Encourage parents to use a firm mattress for their infants. Explain that they should not use soft bedding or have stuffed animals in the bed with the infant, and infants should not sleep on a waterbed or with parents. Parents should avoid overheating the infant's room (temperature should be in the range of 68°F to 72°F). Recommend that mothers avoid alcohol and drug use during pregnancy and breastfeeding; explain that parents should not allow passive inhalation of cigarette smoke by the infant.

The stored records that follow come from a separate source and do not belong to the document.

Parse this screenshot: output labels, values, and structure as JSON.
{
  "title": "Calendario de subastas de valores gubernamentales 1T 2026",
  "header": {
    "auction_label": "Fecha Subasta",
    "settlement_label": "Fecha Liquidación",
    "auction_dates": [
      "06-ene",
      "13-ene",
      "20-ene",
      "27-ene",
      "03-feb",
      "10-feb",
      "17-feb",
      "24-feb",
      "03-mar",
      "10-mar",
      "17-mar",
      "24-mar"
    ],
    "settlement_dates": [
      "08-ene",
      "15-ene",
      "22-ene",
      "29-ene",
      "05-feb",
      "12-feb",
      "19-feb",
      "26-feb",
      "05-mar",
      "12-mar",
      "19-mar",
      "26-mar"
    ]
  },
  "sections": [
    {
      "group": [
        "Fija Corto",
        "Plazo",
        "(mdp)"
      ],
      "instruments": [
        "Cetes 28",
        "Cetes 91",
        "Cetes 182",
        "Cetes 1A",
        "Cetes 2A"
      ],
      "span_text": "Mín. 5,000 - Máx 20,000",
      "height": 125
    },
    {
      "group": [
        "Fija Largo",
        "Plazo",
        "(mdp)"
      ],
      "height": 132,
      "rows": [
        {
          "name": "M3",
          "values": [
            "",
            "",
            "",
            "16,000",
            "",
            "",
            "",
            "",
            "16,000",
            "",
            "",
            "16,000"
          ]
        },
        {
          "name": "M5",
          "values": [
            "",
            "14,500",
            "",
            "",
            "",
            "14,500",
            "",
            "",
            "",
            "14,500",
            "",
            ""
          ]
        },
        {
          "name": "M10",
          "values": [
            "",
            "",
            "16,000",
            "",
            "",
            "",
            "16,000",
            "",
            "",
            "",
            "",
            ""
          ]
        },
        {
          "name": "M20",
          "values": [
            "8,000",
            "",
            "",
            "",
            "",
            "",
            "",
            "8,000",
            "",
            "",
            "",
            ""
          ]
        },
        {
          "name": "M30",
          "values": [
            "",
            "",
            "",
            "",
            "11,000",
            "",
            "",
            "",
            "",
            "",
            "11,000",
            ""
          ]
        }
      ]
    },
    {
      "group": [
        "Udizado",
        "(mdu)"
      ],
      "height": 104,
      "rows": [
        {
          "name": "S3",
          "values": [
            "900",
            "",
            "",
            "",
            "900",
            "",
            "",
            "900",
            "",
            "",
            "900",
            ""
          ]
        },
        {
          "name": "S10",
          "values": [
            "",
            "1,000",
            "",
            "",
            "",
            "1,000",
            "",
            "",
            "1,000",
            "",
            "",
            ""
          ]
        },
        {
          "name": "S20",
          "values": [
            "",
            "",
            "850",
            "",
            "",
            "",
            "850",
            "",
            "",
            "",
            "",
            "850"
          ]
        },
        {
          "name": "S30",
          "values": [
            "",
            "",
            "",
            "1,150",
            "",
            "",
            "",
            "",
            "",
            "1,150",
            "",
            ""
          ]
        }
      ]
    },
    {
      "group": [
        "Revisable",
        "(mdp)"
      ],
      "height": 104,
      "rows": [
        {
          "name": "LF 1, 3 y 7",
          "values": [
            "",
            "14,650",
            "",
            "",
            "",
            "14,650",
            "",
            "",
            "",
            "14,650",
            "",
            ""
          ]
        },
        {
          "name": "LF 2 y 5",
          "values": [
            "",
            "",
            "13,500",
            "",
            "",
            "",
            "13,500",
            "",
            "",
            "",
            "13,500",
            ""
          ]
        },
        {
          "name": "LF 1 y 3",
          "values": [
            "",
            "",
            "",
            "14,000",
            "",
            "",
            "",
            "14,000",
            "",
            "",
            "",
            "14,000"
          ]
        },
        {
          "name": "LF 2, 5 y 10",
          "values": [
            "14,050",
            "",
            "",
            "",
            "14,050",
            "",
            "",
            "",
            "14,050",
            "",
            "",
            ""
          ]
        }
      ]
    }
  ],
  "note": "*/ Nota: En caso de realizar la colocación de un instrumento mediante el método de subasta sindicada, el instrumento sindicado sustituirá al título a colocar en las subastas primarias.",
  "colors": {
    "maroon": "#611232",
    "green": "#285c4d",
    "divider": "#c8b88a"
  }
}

Home monitoring may be recommended for infants with ALTEs or for siblings of infants who have died from SIDS. However, the rate of SIDS in succeeding children is very low (<2%). Because monitoring cannot prevent the occurrence of SIDS, some controversy exists about home monitoring for succeeding infants. Monitors exist to measure heart rate, heart rate variability, and respiratory rate. Apnea monitors, however, may not detect complete airway obstruction as infants continue to make respiratory efforts even when the airway is obstructed. There is little information available to determine whether home monitoring is necessary, and the decision is generally made by the physician or nurse practitioner and the parents. If monitoring is initiated, the abilities of members of the household to handle and interpret monitors become important so that true and false alarms may be handled appropriately. In addition, parents should receive appropriate training in cardiopulmonary resuscitation and proper use of monitoring equipment.